RECOVER: Robust Entity Correction via agentic Orchestration of hypothesis Variants for Evidence-based Recovery
New agentic system uses LLMs to fix critical names and terms that standard ASR often misses.
Researchers Abhishek Kumar and Aashraya Sachdeva have introduced RECOVER (Robust Entity Correction via agentic Orchestration of hypothesis Variants for Evidence-based Recovery), a novel framework designed to tackle a critical weakness in Automatic Speech Recognition (ASR).
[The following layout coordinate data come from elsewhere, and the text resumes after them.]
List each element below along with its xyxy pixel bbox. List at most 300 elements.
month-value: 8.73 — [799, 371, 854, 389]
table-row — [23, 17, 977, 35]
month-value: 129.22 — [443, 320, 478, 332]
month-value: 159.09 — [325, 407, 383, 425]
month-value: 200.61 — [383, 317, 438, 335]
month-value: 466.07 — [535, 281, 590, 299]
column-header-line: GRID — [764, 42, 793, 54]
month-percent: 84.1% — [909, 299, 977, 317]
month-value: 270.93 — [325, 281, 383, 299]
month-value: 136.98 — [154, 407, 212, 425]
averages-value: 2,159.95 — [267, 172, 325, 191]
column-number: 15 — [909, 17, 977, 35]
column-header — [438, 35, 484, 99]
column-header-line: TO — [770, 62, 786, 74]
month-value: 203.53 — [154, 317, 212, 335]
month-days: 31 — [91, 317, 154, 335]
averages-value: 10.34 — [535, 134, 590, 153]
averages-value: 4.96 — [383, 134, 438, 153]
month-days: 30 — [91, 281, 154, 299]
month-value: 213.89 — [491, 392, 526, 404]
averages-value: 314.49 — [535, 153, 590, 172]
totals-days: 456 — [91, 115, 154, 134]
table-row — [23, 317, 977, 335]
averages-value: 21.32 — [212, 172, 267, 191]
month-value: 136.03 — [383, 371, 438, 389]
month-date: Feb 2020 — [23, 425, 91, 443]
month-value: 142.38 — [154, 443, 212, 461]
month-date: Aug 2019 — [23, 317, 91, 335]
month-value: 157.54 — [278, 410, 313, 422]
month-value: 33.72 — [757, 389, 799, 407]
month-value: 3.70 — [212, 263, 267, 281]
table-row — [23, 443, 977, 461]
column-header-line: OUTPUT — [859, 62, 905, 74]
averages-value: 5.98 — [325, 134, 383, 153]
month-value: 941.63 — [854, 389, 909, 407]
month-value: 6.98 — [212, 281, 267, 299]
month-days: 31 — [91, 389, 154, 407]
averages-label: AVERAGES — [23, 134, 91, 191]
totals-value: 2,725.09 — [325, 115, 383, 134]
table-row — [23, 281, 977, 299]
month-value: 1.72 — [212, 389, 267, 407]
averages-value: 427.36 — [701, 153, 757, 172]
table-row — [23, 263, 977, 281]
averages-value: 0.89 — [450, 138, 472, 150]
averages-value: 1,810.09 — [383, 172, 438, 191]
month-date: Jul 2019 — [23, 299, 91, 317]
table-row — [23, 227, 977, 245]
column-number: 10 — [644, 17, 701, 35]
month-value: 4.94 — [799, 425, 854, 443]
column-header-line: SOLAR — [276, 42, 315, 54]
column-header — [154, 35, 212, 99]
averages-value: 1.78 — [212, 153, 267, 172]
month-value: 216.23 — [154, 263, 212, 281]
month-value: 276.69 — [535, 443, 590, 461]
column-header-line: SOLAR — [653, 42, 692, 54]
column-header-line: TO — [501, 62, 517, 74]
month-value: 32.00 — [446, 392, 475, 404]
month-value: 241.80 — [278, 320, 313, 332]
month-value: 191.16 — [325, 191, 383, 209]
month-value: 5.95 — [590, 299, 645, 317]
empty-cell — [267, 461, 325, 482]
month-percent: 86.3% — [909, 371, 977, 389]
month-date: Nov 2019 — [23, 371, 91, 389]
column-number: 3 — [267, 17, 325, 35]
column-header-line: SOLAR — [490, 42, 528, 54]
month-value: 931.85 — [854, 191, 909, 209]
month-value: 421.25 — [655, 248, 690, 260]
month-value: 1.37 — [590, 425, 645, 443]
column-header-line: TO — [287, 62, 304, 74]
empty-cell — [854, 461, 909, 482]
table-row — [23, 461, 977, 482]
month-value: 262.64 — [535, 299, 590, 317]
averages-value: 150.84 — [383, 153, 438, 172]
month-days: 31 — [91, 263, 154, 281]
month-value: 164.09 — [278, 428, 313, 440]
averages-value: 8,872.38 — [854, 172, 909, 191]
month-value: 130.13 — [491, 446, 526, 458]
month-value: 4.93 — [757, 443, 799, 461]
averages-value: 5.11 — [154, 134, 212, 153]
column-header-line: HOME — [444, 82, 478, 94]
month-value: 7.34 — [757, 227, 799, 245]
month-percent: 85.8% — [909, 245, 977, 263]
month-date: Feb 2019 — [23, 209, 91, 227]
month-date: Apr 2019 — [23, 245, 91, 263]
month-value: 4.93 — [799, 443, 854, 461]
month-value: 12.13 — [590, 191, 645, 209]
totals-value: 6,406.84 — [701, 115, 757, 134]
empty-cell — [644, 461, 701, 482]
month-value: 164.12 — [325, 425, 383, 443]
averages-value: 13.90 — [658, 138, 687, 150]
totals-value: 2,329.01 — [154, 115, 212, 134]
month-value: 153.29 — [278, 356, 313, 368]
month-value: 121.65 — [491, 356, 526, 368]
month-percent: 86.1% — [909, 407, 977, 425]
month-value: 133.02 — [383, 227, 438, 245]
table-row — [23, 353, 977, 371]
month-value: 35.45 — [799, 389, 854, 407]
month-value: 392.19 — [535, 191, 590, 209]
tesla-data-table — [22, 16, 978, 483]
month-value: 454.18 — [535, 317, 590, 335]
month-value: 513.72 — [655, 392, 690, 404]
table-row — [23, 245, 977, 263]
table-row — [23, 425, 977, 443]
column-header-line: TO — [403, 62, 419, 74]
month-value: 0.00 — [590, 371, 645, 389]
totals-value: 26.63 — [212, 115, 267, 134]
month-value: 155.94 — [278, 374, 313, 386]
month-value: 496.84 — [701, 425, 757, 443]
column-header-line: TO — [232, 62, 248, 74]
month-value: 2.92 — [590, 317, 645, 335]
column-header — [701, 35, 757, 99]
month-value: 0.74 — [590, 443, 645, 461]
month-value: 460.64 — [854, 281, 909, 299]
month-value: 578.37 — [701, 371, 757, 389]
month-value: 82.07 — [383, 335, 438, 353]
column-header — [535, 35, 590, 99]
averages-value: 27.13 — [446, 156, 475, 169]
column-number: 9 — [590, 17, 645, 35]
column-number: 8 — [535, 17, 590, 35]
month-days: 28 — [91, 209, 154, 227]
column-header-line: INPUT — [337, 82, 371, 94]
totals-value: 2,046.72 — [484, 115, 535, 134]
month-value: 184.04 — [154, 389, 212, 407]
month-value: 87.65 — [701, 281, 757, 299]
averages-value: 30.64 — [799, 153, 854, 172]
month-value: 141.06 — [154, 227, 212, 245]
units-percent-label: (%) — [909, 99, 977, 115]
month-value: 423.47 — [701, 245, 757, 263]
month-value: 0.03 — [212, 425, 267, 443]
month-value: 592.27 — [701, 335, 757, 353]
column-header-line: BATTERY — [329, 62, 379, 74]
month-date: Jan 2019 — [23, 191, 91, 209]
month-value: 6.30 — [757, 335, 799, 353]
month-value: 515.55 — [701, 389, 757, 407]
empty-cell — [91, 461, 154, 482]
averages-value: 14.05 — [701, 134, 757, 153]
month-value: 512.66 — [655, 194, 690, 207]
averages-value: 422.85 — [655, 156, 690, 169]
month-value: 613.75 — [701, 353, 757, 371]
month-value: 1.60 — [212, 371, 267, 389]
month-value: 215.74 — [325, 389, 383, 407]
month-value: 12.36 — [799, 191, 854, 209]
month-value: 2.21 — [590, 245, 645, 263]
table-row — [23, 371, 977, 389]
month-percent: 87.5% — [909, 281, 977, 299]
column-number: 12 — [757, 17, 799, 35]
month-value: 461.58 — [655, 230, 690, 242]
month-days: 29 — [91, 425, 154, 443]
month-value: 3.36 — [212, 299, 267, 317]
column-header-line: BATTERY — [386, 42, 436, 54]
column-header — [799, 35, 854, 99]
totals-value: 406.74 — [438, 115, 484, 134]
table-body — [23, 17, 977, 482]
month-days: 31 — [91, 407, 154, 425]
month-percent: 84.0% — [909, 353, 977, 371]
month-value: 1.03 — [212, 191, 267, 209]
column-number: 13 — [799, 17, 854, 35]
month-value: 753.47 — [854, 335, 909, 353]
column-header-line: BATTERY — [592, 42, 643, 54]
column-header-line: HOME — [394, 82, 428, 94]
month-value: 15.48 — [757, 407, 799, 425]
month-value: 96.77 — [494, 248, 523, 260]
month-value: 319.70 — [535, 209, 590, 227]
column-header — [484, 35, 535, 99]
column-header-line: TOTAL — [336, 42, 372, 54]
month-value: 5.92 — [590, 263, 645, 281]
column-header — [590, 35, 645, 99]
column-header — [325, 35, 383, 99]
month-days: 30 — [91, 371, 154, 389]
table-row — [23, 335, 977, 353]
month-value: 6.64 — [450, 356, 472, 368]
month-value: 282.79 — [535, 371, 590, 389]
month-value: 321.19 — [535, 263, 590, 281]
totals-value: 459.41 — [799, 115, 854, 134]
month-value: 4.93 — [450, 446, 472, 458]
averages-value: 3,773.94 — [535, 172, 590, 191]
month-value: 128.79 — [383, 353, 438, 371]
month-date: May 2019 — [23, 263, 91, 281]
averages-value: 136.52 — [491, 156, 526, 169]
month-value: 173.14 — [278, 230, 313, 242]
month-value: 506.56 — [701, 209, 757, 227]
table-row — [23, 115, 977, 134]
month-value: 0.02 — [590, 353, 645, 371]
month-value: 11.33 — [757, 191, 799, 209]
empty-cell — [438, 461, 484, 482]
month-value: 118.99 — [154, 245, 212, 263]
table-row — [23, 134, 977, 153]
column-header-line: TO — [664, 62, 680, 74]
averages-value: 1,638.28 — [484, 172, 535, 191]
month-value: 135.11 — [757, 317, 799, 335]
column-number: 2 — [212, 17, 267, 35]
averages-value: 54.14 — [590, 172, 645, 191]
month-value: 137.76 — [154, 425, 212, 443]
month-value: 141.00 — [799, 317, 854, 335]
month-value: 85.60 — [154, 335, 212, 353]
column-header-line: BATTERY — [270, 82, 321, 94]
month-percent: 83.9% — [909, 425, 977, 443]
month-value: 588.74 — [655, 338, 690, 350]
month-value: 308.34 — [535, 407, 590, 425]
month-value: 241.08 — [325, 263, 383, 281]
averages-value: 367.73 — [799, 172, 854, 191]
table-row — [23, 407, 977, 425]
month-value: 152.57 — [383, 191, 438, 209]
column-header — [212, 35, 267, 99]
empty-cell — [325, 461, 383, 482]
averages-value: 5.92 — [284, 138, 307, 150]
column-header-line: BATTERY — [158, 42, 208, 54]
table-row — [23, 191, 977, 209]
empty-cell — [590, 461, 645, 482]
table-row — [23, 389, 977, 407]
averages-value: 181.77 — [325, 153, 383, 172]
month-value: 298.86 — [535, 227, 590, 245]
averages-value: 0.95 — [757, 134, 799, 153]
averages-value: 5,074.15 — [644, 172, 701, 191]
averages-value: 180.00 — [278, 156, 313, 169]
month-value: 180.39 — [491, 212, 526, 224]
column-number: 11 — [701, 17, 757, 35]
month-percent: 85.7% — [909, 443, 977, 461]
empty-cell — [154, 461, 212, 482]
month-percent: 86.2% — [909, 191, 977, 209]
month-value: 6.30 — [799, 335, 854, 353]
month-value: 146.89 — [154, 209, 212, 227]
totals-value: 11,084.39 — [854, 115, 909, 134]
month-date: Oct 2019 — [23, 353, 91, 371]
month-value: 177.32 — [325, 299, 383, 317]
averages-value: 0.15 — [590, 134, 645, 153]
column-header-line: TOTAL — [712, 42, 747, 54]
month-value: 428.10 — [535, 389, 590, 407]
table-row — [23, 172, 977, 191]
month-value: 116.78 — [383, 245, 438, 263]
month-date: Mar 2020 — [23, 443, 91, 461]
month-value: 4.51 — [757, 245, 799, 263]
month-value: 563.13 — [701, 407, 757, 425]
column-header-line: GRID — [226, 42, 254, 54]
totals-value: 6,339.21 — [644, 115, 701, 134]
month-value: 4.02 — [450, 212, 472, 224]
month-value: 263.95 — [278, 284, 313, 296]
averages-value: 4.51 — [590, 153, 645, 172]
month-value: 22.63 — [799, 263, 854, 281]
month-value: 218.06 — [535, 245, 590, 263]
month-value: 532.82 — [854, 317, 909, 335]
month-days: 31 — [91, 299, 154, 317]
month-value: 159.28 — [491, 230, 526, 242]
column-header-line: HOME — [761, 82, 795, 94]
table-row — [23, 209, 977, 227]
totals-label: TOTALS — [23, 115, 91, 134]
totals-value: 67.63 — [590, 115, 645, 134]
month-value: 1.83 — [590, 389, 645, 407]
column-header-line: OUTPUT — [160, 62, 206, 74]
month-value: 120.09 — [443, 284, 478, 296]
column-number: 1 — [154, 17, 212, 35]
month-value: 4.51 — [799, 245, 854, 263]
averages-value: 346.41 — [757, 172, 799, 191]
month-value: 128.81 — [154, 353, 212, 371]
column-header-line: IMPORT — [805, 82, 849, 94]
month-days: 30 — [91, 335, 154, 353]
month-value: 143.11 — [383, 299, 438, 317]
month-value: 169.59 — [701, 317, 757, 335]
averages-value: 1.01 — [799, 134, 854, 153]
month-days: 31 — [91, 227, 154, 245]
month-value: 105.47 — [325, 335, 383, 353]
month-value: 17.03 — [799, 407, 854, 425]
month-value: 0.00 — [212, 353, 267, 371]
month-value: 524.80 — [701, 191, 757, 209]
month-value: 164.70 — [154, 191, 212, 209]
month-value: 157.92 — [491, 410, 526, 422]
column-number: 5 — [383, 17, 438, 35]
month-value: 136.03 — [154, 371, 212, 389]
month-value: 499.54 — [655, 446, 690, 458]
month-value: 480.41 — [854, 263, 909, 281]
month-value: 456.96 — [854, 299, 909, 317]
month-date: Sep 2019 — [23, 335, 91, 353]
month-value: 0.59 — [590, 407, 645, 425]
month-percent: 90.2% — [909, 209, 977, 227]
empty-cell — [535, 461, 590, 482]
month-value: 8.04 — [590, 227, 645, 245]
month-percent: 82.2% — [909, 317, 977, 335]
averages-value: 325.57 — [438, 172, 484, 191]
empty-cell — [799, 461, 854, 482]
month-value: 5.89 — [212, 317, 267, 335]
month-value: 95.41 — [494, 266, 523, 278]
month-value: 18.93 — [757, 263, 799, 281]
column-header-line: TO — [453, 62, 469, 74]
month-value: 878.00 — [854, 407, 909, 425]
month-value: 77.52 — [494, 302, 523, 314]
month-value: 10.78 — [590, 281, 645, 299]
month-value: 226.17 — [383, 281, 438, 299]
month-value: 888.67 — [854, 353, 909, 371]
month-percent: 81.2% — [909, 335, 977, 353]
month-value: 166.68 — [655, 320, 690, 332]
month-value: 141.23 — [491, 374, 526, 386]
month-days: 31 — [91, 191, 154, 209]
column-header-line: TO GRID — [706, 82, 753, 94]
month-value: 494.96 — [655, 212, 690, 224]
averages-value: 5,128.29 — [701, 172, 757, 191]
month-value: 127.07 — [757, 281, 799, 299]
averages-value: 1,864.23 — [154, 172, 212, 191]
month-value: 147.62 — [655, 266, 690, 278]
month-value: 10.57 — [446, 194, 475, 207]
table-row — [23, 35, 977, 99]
Standard ASR systems often struggle with rare, domain-specific entities like medical terms, financial jargon, or proper names, and can even omit them entirely. RECOVER addresses this by acting as a post-processing, tool-using agent that orchestrates multiple correction strategies. It doesn't rely on a single transcript; instead, it uses several ASR output hypotheses as evidence, retrieves relevant entities from knowledge sources, and applies a Large Language Model (LLM) to perform constrained corrections.
The system evaluates four distinct strategies for using these hypotheses: the standard 1-Best output, an Entity-Aware Select method, a ROVER Ensemble technique, and an LLM-Select approach. In comprehensive evaluations across five diverse datasets, RECOVER demonstrated significant improvements. The framework achieved relative reductions in entity-phrase word error rate (E-WER) ranging from 8% to 46%, and increased entity recall by up to 22 percentage points. The LLM-Select strategy emerged as the top performer, delivering the best entity correction results without degrading the overall word error rate (WER) of the general transcript. This makes it a practical upgrade for existing ASR pipelines in high-stakes fields.
- Agentic framework uses multiple ASR hypotheses & LLMs to correct specific entity errors post-transcription.
- Achieved 8-46% relative reduction in entity word error rate (E-WER) and up to 22 percentage point recall boost in tests.
- LLM-Select strategy provided the best correction performance while preserving the overall transcription accuracy (WER).
Why It Matters
Drastically improves accuracy for critical terms in finance, healthcare, and aviation, where misheard names or jargon are costly.